6 comments for “Should you swap out Windows for better security?

  1. Steve P.
    October 16, 2009 at 9:49 am

    I’m personally a big Linux fan and use it personally, but would have a hard time recommending an organization of any size switch at the moment.
    1) Active Directory is the crown jewel of MS at the moment in my opinion. Group policy is much more powerful then anything we have on the Unix side, and it’s well known by admins.
    Which brings us to:
    2)Your admins probably know Windows better. If not, you’re probably already using *nix, and don’t need my recommendation in the first place. You can secure what you know and have experience with better then some new system you’ve never seen. Yes, under administrated home or small business windows is crap, and in those situations Linux might in fact be better. The enterprise is a whole different kettle of fish. In defense of the original article, it seems targeted at the small enterprise set.

    So, to the article, if you want to fire up and alternative browser just for banking, go for it. If *you* want to run Linux, either as a live-cd (which is all the original article recommends) or as your main OS, go for it, but it’s probably not the time to be recommending that enterprises mass migrate to Linux desktops.

    For someone else’s ranting on the topic, see

  2. October 16, 2009 at 10:47 am

    I’m not sure of I can agree.. A few months ago I switched to a Mac and what a difference. This week I had a Windows Vista experience. I know my way around in various OS, but when you make the user experience that frustrating and the time needed to start things up so time consuming it will also negatively impact the willingness of users to invest time in security.
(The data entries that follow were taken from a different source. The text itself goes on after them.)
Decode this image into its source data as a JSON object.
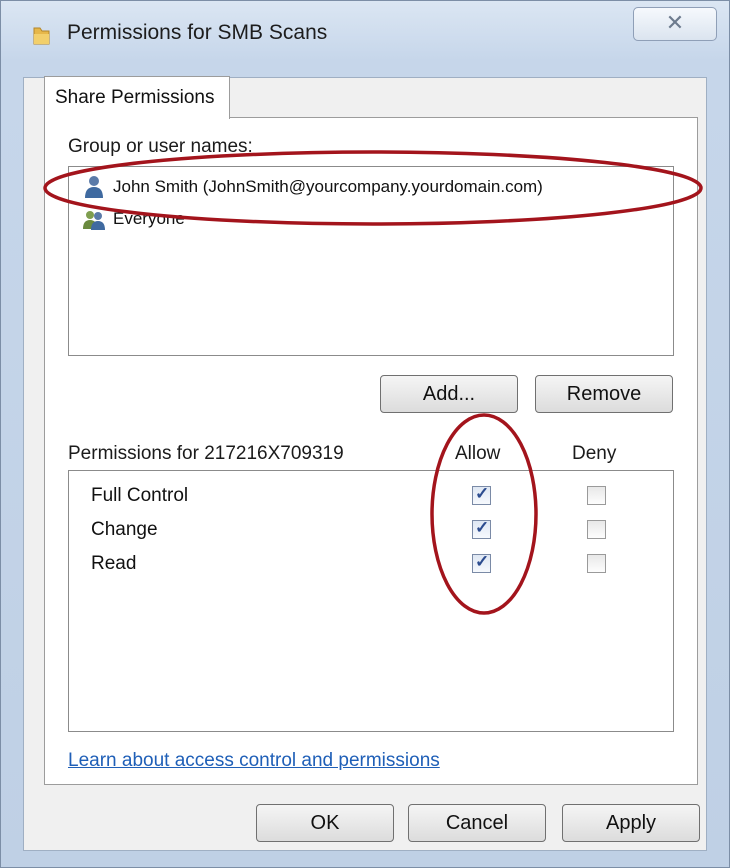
{
  "window": {
    "title": "Permissions for SMB Scans",
    "close_glyph": "✕"
  },
  "tab": {
    "label": "Share Permissions"
  },
  "groups": {
    "label": "Group or user names:",
    "items": [
      {
        "name": "John Smith (JohnSmith@yourcompany.yourdomain.com)",
        "icon": "user-icon"
      },
      {
        "name": "Everyone",
        "icon": "users-group-icon"
      }
    ]
  },
  "buttons": {
    "add": "Add...",
    "remove": "Remove",
    "ok": "OK",
    "cancel": "Cancel",
    "apply": "Apply"
  },
  "permissions": {
    "header": "Permissions for 217216X709319",
    "allow_label": "Allow",
    "deny_label": "Deny",
    "rows": [
      {
        "name": "Full Control",
        "allow": true,
        "deny": false
      },
      {
        "name": "Change",
        "allow": true,
        "deny": false
      },
      {
        "name": "Read",
        "allow": true,
        "deny": false
      }
    ]
  },
  "link": {
    "text": "Learn about access control and permissions"
  },
  "colors": {
    "annotation": "#a3141c",
    "link": "#1f5fb7"
  }
}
    By the way..I like the new design, big improvement.

  3. Pete
    October 16, 2009 at 10:48 am

    @Steve -

    Well said.


  4. Pete
    October 16, 2009 at 11:01 am

    @Peter -

    I had a different experience with Vista, but more importantly are the Office apps. I do agree that Macs are viable alternatives, at least for smaller companies, but I suspect that they are not “cost effective”. I think people have a tendency to oversimplify costs and worry about the long-term viability of a switch like that described.

    Perhaps even more importantly – I am not convinced it is a particularly effective strategy.

    Thanks for the note about the design – I am still working on some details so look for more changes.

  5. October 16, 2009 at 12:10 pm

    sorry to rain on everyone’s parade, but this is a strawman.

    krebs’ advice was not to switch to linux. krebs’ advice was to boot from a livecd when you wanted to do your online banking.

    there’s virtually no training involved because browsers operate the same in that environment as they do on windows (the biggest change is that the OS’s GUI will look slightly different, but that’s only an issue up until you launch the browser).

    there’s no concomitant shift to attacks against the new platform because it’s on read-only memory and cannot be persistently compromised. and if it’s used only for online banking the chances of a non-persistent compromise prior to entering your credentials are next to nothing (the banking website itself would have to be serving malware in order for you to get compromised).

    phishing is a red-herring since no technological measure has any effect against a purely social engineering based attack. that said, technologically assisted phishing (being directed to a false banking page that loads credential stealing malware) is largely foiled AND if you ONLY do your online banking through the livecd it becomes very difficult follow banking related phishing links because the contents of your clipboard don’t survive a reboot.

  6. Pete
    October 16, 2009 at 12:55 pm

    @Kurt -

    Thanks for pointing out my mistake – I agree that the live CD option isn’t bad and have updated my post accordingly.